Asked about ElBaradei's remarks at a panel discussion, U.S. IAEA envoy Gregory Schulte said: "Some have argued Iran has acquired the knowledge. We think it has not fully mastered the technology.

"We don't think Iran is going to be able to acquire a nuclear weapon in the near term. So we still think (there is) time for diplomacy to succeed, (backed up by) targeted sanctions which seem to be having an effect, starting a debate among leadership about what is best for Iran," Schulte said.

If the IAEA report states, as widely anticipated, that Iran has ignored the May 23 deadline set by the Security Council to suspend enrichment, it will face a third, broader and harsher round of U.N. sanctions.

Three thousand centrifuges would be enough to refine uranium fuel for a bomb within a year.

The New York Times quoted IAEA officials on Monday as saying inspectors had concluded Iran was starting to enrich uranium in much larger quantities after solving technical glitches that dogged its research-scale programme.
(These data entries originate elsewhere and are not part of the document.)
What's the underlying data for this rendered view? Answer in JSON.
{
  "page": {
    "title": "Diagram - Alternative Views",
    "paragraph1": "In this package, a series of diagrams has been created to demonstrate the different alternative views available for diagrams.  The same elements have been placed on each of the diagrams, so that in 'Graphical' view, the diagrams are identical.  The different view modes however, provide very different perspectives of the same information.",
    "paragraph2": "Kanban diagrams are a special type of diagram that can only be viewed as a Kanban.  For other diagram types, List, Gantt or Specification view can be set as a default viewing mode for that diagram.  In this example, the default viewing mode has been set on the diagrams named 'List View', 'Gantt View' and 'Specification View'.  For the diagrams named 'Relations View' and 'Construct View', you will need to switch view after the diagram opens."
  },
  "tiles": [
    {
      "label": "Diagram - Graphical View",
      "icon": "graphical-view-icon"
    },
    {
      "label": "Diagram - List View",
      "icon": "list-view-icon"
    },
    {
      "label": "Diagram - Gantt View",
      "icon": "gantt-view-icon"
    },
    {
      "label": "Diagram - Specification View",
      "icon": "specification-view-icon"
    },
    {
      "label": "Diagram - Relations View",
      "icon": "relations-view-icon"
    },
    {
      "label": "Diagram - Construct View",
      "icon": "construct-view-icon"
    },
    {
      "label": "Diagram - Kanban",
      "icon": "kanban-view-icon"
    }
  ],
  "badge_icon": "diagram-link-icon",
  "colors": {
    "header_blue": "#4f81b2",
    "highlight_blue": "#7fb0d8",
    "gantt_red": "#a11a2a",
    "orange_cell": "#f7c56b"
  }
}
But this did not mean Iran had attained industrial capacity, said Mark Fitzpatrick, non-proliferation analyst at the International Institute for Strategic Studies.

"(It is not clear yet) whether the centrifuges are operating at normal speed, whether the cascades are linked together and whether they are working continuously. Until then, they cannot be said to have mastered the technology... (though) at some point this year or next, Iran likely will reach that breakthrough," he told Reuters.